I look young, and I used to hate it. In junior high, when girls and boys went to dances and started “dating” and paired up at parties, I was often mistaken for a 9-year-old. After undergrad, customers at work would ask me, “Why aren’t you in school, sweetie?” When shopping, I was followed or ignored. At job interviews, managers squinted at my CV, trying to glean an approximate age from the dates attached to my education. These days, though, I enjoy it. The more I think about it, though, the more it makes me unhappy.
Why am I so attached to looking young? Is it really vanity, or is it the simple fact that as long as I look young on the outside and feel young on the inside, I can pretend that I am not slowly getting closer to my last days in this existence?
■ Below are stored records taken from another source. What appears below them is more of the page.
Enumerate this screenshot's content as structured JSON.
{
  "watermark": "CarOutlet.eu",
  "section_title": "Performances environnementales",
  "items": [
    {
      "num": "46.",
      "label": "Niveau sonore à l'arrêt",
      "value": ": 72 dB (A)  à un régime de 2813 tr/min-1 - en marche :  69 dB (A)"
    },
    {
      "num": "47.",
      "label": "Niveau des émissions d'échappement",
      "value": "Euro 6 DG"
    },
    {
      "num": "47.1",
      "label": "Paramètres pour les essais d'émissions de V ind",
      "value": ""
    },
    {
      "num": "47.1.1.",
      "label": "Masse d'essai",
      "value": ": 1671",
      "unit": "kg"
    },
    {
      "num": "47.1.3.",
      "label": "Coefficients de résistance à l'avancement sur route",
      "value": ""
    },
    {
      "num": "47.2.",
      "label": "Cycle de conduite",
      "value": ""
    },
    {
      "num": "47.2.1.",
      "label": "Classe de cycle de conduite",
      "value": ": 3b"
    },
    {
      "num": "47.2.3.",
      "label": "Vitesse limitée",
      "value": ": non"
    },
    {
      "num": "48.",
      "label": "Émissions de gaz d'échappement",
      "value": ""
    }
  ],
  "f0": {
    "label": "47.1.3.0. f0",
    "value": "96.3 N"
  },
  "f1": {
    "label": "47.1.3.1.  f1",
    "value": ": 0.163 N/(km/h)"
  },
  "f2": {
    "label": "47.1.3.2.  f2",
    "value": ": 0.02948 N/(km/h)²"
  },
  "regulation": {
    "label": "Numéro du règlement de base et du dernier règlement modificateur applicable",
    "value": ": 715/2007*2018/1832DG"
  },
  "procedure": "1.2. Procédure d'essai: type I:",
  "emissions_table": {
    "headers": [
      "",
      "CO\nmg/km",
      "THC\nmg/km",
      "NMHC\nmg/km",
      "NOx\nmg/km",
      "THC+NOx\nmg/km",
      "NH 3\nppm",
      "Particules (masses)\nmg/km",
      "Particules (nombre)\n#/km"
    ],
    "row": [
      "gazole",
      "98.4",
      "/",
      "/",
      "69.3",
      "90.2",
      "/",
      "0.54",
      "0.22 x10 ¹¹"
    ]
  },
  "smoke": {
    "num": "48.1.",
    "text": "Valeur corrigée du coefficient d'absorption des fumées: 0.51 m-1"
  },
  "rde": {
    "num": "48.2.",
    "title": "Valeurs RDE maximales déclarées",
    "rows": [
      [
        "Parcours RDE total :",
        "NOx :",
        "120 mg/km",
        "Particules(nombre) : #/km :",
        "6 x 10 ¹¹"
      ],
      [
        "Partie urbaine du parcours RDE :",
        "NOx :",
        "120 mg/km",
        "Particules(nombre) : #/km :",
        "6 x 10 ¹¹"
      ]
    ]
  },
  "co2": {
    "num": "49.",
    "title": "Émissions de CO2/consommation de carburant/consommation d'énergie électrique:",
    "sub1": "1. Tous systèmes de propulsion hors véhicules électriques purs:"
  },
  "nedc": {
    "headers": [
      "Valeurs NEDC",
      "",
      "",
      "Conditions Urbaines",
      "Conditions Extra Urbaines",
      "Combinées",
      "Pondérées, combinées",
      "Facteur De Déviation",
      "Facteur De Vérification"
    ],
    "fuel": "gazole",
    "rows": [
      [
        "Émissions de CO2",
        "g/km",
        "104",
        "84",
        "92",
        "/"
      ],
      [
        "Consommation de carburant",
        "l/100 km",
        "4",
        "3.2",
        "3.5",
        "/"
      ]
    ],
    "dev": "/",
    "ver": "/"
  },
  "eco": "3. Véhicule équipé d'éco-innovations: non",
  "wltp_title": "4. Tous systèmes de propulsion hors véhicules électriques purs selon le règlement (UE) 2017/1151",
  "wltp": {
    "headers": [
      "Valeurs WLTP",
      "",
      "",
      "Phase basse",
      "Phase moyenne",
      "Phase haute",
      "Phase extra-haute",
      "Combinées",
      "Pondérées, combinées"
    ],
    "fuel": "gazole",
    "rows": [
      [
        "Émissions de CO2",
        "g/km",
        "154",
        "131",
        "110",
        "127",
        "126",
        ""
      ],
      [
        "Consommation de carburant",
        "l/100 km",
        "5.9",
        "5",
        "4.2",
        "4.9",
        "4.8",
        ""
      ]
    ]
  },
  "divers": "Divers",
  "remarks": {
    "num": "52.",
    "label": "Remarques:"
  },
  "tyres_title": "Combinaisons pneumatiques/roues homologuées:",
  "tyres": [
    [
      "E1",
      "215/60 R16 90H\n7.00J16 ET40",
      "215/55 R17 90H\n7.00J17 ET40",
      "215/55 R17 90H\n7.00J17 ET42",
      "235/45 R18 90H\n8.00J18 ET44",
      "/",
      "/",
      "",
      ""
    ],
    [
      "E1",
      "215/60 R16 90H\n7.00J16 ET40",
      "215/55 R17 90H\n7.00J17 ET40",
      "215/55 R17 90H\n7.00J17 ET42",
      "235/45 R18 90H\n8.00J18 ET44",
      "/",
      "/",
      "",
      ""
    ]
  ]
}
This past year has been one revelation after another. Someone urged me to choose one job over another, because I will soon be 35 and the “lack of insurance would be a disaster” after that age. I have begun to notice that diet scams love to tell us that we will all be fat, sick, and hormonally wrecked “after 35.” Somehow, I became subscribed to magazines targeted to women in their 40s and 50s (I have another six years, thank you very much.) I have become intimate with several skincare and anti-aging products and procedures (and I’m not ashamed of it at all). I made plans to do things (get an internship, move in with a partner, get another tattoo) that people just seem to equate with “being in their 20s.) And I still practice yoga every day, still look in that yoga room mirror every day, and think: “I could do better…but I don’t look old, and I don’t feel old.”
I find it funny that 20-somethings think that 30 is “old;” I remember being 21 and thinking, “Well, maybe I’ll give up working out so much when I’m 30 and things start to fall apart.” Oh, ha ha ha. Honestly, things are better now, I devote more time to myself (because I can, and realize that it is okay to do so), and I know more women nearly twice my age that exude radiance than I do ones who have “given up.” I wish I could have told my 20-something self to enjoy it all more, and I wish that my 20-something self had known that getting older is far from being an end.
We can work hard to look young, take care of ourselves in order to feel young, and even (if we really want to) pretend or fib about our ages. What we can’t do is erase the time and experiences we have had. So to all the 20-somethings out there: Don’t enjoy your time now because you think it will all end; enjoy it because this is all contributing to who you will be in the next several decades. Don’t shortchange yourself.
To 30-something me: the same advice. To 40-somethings: the same advice. To 50-somethings: I’ll say it again. 60-somethings: you get the idea. 70-somethings: again. 80-somethings, 90-somethings, 100-somethings: the same. And namaste to you.